Implicit Neural Representation for Physics-driven Actuated Soft Bodies
Lingchen Yang, Byungsoo Kim, Gaspard Zoss, Baran Gözcü, Markus Gross, Barbara Solenthaler
TL;DR
The paper tackles the problem of controlling active soft bodies by learning actuation signals in a continuous, implicit manner. It introduces an implicit neural representation $\mathcal{N}_{\mathbf{A}}(\mathbf{x})$ that maps material-space points to actuation, coupled with a differentiable, quasi-static physics solver to optimize deformations. A key contribution is a closed-form Hessian framework that enables efficient backpropagation through the energy-based solver, along with a modulated SIREN-based network that supports continuous resolution conditioning and facial bone kinematics via $\mathcal{N}_{\mathbf{B}}$. The method demonstrates high-fidelity target matching and smooth pose interpolation across volumetric soft bodies, human motion, and facial expressions, while achieving resolution invariance and reduced parameter counts compared to explicit decoders.
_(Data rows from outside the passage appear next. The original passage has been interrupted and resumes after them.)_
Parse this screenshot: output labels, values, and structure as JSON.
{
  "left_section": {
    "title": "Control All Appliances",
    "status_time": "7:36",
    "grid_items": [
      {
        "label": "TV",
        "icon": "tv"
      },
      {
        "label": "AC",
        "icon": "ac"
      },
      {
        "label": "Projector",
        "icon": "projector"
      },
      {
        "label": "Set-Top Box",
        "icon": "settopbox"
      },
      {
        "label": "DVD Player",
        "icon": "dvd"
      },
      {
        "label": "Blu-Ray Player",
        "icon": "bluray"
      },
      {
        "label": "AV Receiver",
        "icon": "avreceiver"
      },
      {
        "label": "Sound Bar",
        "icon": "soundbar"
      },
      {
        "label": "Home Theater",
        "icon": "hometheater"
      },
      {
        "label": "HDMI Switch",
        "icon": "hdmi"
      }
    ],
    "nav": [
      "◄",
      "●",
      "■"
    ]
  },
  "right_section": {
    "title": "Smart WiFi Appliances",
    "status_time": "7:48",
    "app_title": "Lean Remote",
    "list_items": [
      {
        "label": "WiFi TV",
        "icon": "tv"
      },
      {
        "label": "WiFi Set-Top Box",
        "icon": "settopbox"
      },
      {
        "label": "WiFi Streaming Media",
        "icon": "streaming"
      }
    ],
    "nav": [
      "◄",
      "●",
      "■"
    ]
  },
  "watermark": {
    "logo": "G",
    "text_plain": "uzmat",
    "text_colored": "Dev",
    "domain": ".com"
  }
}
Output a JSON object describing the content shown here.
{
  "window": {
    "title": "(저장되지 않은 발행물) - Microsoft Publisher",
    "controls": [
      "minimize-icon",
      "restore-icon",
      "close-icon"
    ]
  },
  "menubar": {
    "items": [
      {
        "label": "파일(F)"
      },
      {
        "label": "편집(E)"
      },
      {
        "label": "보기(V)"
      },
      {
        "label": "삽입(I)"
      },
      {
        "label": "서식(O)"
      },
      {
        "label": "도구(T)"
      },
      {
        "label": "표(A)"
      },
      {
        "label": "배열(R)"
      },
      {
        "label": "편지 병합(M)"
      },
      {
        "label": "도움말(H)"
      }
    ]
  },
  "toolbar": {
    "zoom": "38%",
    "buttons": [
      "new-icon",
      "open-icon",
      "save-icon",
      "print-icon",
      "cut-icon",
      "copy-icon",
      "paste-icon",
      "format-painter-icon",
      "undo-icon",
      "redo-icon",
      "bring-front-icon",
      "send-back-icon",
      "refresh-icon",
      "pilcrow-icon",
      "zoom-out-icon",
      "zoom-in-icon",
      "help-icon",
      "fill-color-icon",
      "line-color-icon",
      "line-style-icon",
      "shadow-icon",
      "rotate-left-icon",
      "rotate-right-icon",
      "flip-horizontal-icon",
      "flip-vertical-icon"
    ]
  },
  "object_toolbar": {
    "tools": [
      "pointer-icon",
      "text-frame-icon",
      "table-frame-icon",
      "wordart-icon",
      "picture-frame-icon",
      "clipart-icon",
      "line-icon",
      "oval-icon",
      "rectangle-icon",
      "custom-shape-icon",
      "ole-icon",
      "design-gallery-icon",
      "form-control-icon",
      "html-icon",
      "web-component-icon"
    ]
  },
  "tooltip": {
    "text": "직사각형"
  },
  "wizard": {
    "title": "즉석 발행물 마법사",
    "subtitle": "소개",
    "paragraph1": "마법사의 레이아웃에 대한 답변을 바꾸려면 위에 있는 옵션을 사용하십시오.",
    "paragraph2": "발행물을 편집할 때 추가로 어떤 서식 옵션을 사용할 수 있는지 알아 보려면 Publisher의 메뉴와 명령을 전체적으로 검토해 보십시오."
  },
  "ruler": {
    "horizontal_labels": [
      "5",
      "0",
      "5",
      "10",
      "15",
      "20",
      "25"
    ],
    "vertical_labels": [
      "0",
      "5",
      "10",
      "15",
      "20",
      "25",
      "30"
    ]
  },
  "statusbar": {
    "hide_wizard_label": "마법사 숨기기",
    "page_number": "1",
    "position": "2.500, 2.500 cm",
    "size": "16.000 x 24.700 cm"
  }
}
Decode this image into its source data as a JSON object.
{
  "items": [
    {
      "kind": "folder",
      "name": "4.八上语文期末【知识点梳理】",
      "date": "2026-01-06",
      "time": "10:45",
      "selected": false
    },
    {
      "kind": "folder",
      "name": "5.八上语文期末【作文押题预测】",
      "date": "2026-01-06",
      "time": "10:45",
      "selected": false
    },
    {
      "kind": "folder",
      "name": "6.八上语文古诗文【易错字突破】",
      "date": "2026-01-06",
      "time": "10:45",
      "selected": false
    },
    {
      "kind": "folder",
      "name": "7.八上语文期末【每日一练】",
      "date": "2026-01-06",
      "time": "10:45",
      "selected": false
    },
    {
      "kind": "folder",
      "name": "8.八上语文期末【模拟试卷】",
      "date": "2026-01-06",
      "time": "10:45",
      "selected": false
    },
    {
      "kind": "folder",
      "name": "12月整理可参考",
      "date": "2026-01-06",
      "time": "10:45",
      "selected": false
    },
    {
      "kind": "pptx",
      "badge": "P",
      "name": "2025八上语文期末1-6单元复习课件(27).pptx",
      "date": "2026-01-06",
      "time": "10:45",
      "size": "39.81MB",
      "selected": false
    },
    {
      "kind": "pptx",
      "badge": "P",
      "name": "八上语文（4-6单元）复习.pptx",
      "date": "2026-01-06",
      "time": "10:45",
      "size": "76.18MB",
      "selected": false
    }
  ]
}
This approach offers a general, artist-friendly pathway for pose synthesis and expression animation that remains robust to discretization changes and supports complex actuation and bone-driven facial kinematics.
Abstract
Active soft bodies can affect their shape through an internal actuation mechanism that induces a deformation. Similar to recent work, this paper utilizes a differentiable, quasi-static, and physics-based simulation layer to optimize for actuation signals parameterized by neural networks. Our key contribution is a general and implicit formulation to control active soft bodies by defining a function that enables a continuous mapping from a spatial point in the material space to the actuation value. This property allows us to capture the signal's dominant frequencies, making the method discretization agnostic and widely applicable. We extend our implicit model to mandible kinematics for the particular case of facial animation and show that we can reliably reproduce facial expressions captured with high-quality capture systems. We apply the method to volumetric soft bodies, human poses, and facial expressions, demonstrating artist-friendly properties, such as simple control over the latent space and resolution invariance at test time.